If you require technical support for day and evening operations you'll need to make sure your service provider offers the same services or you'll need to make previsions to work around any issues until the technical support and service company can correct them.
How service is offered is very important. Nearly 80% of all support can be completed remotely but if you have servers then you'll need onsite service. Be sure you ask the rates because they will be varied at times.
Types of service provided are based on the type of equipment and software you use for your personal computer or business computer. If you have Windows Servers be sure you find a TechNet or MSDN member which means they pay Microsoft for advanced technical support not generally offered to the public.
Number of technicians is a big issue with larger companies. When service and repairs are delayed due to scheduling and the availability of technicians this may become a problem. Be sure to ask how long it takes to have a technician work on your equipment. One method we use and we tell our customers is if it takes more than 1 business day to schedule service it's typically availability of the technicians unless there are specific items that have to be setup before the service call.
Know the Service Company, the people, the owner, skills and experiences.
One thing I'd like to really stress personally to anyone that is looking for a computer or IT Professional to do work for you is to make sure they have done the work and not just talked about it. Pictures are worth more and technicians today take pictures. I regret not taking pictures in my first 10 years as a field service technician mostly because of the locations.
Service is a personal part of any industry. We don't have fake images or people behind the service desk we have real people that just know more about computers.
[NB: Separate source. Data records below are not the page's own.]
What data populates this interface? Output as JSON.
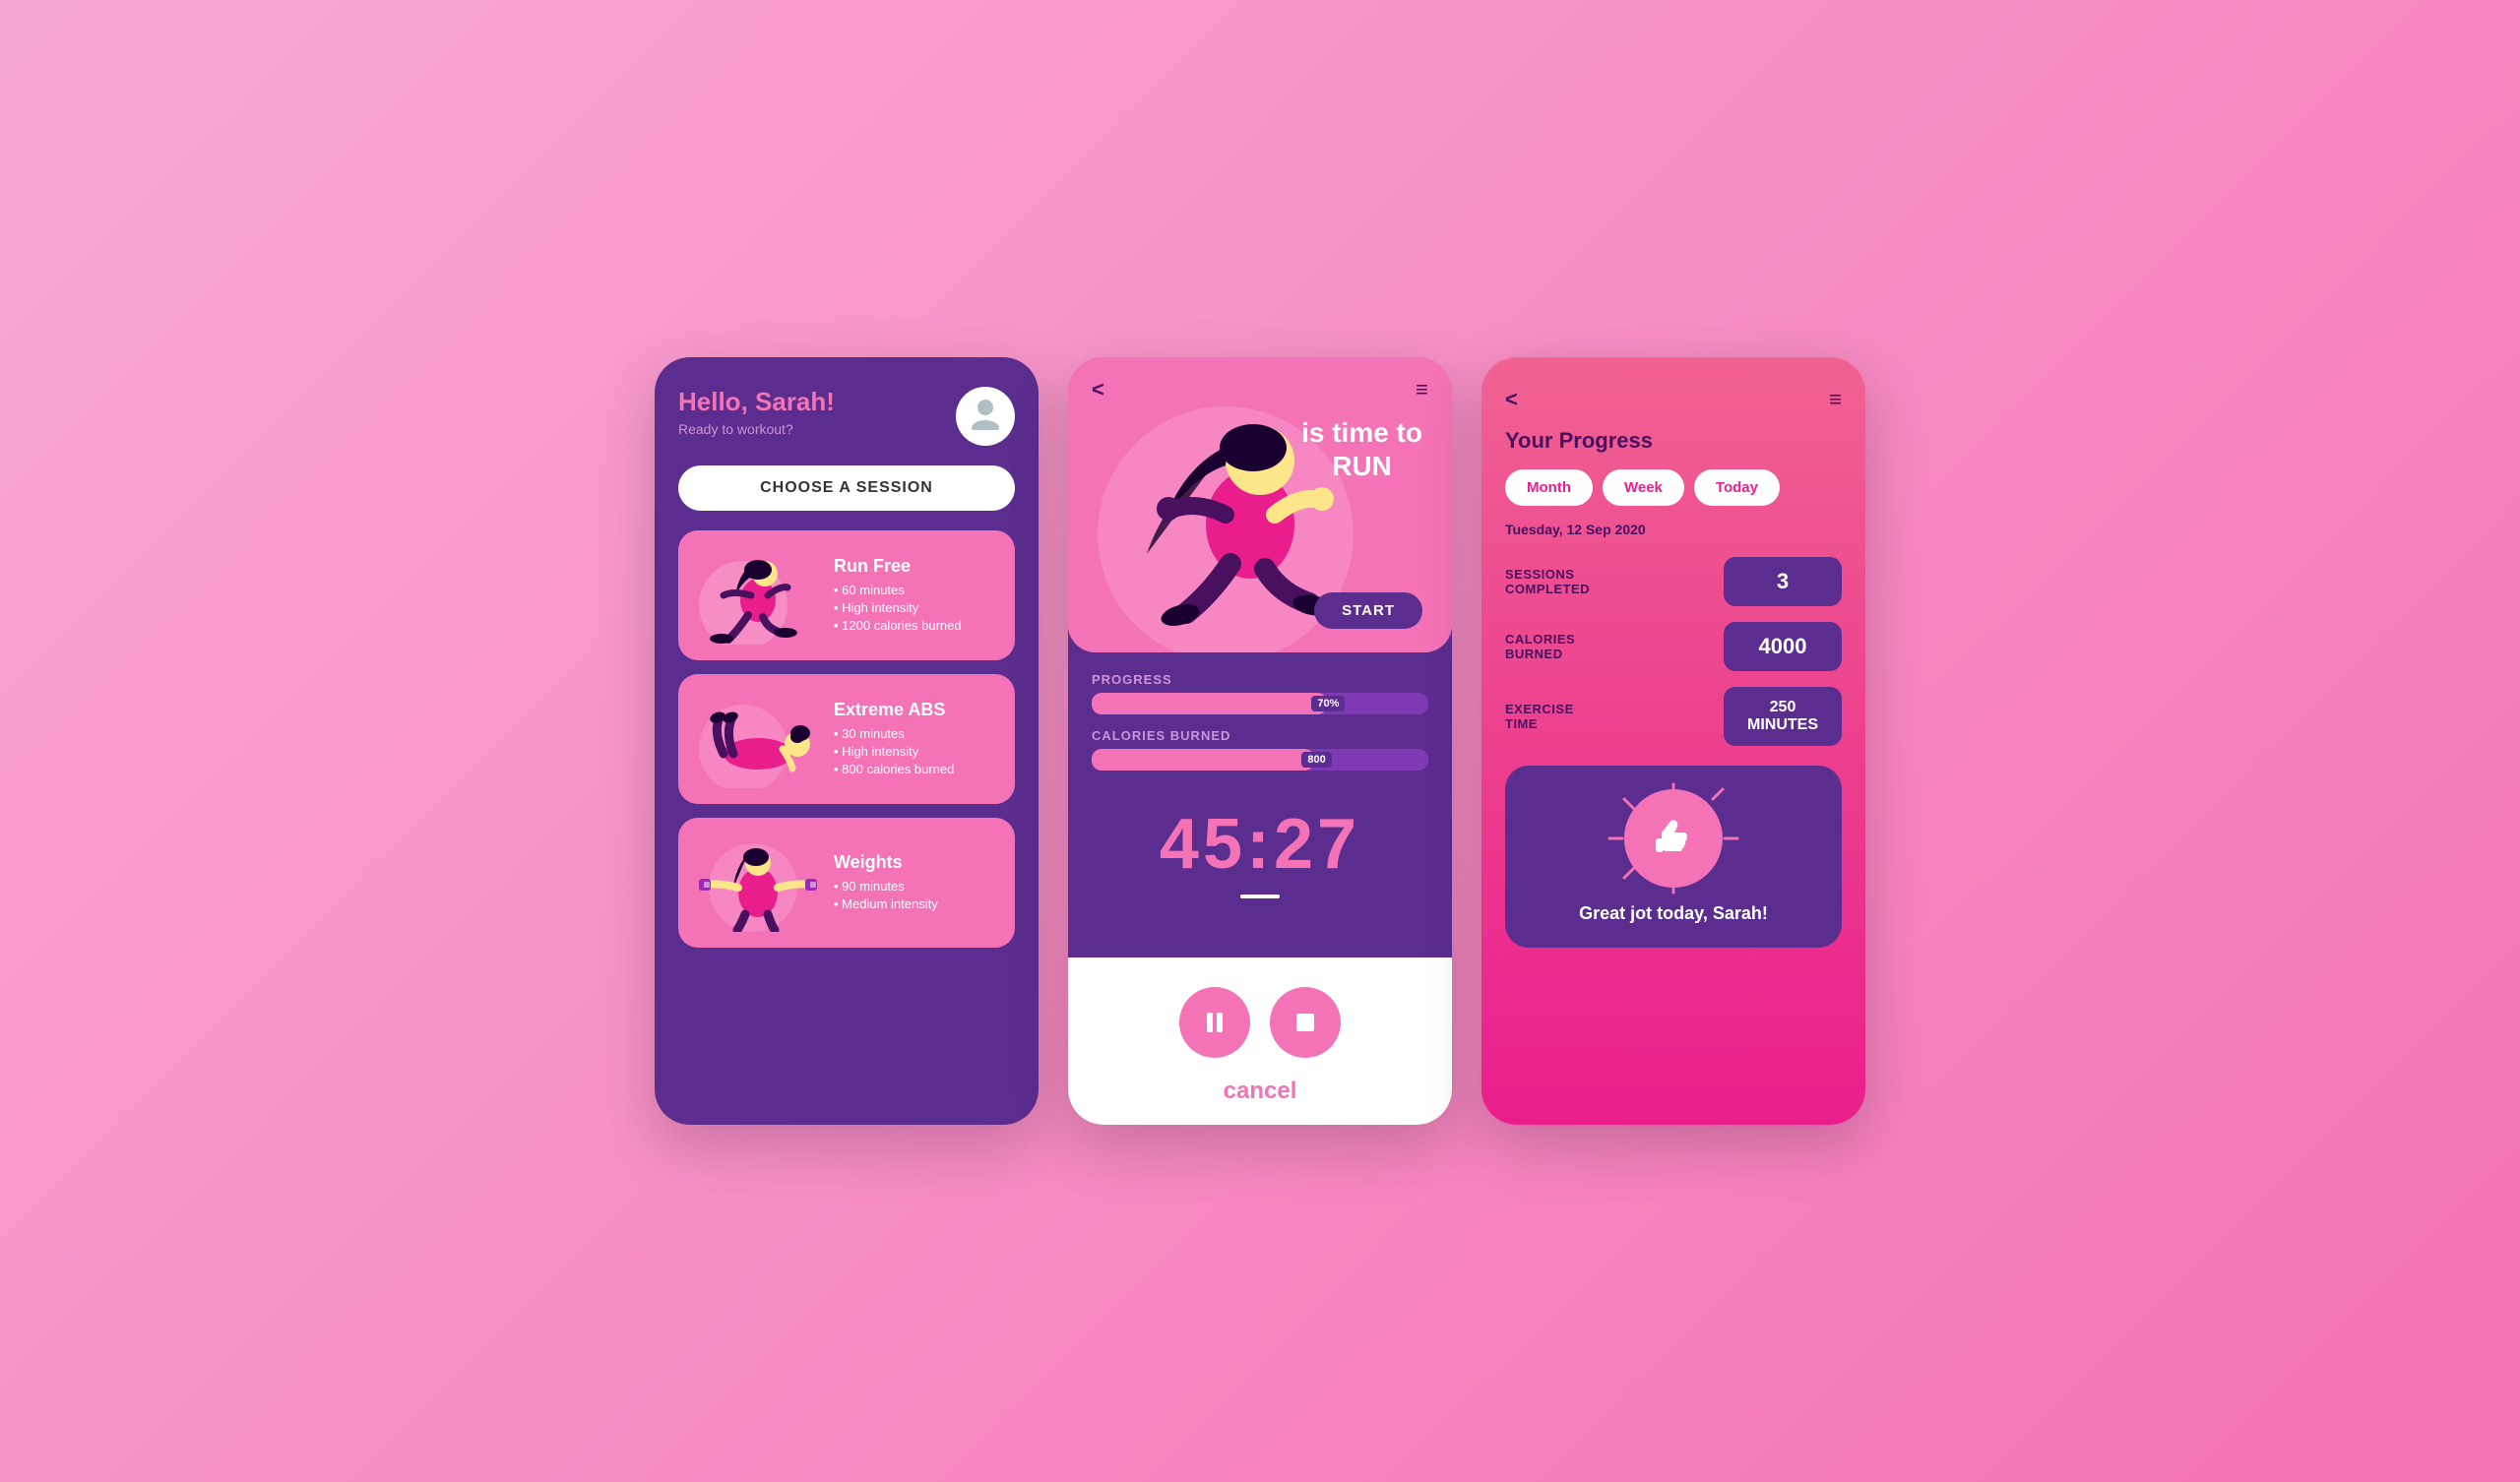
{
  "screen1": {
    "greeting": "Hello, Sarah!",
    "subtitle": "Ready to workout?",
    "choose_btn": "CHOOSE A SESSION",
    "sessions": [
      {
        "name": "Run Free",
        "details": [
          "60 minutes",
          "High intensity",
          "1200 calories burned"
        ],
        "type": "runner"
      },
      {
        "name": "Extreme ABS",
        "details": [
          "30 minutes",
          "High intensity",
          "800 calories burned"
        ],
        "type": "abs"
      },
      {
        "name": "Weights",
        "details": [
          "90 minutes",
          "Medium intensity"
        ],
        "type": "weights"
      }
    ]
  },
  "screen2": {
    "back_icon": "<",
    "menu_icon": "≡",
    "hero_text_line1": "is time to",
    "hero_text_line2": "RUN",
    "start_btn": "START",
    "progress_label": "PROGRESS",
    "progress_pct": "70%",
    "progress_value": 70,
    "calories_label": "CALORIES BURNED",
    "calories_tag": "800",
    "calories_value": 66,
    "timer": "45:27",
    "cancel_btn": "cancel"
  },
  "screen3": {
    "back_icon": "<",
    "menu_icon": "≡",
    "title": "Your Progress",
    "tabs": [
      "Month",
      "Week",
      "Today"
    ],
    "date": "Tuesday, 12 Sep 2020",
    "stats": [
      {
        "label": "SESSIONS\nCOMPLETED",
        "value": "3",
        "small": false
      },
      {
        "label": "CALORIES\nBURNED",
        "value": "4000",
        "small": false
      },
      {
        "label": "EXERCISE\nTIME",
        "value": "250\nMINUTES",
        "small": true
      }
    ],
    "congrats": "Great jot today, Sarah!",
    "thumbs_icon": "👍"
  }
}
There's no HAL9000 running the show there is a business owner and Murray is all over this site. It's important you see the experience levels before you risk your system to what we call a "Rework in Progress" when unqualified technicians work at making the issue harder for a qualified technician to fix. By the way, we have had some engineers sent back to school over the years and some engineers have schooled (mentored) us. Old Floyd couldn't fix a computer if his life depended on it but he held engineering certifications on every Microsoft product. Some are great at doing school work while others are great doing the work. We work with that balanced group that have formal study and experience.
Not all of us are suited or matched to every type of service environment and not all of us practice the same service processes and procedures.
What I find works for my service company and my customers may be different from another service technician. That is one of the beautiful things about the IT industry in that we all have our specializations and we all look for the same conclusion, to repair your reported computer problem or IT issue.
With that we often find price rates differ between one service group and another. The technicians I have worked with over the years have had standards in place on how to calculate the service rates. Most of our rates are determined based on our skills and the overhead to complete the repair or service task. The overhead isn’t our operating overhead but what additional resources or equipment we will need to complete your repairs. Often it’s only one screwdriver and software from a USB stick while other times we may have to setup a system to run processes on your network. Servicing equipment from home computers to corporate servers changes the service rates slightly.
I focus on the Microenterprise business, the self-employed and the personal computer users of the industry. Others may offer services to other size companies which I do not support due to mostly the amount of resources larger companies consume from a service organization. This doesn’t mean I do not support the technicians that offer support to IT departments of major corporations. Anytime a fellow IT admin needs a hand and they don’t need me to completely reserve a month’s worth of time I’m always available.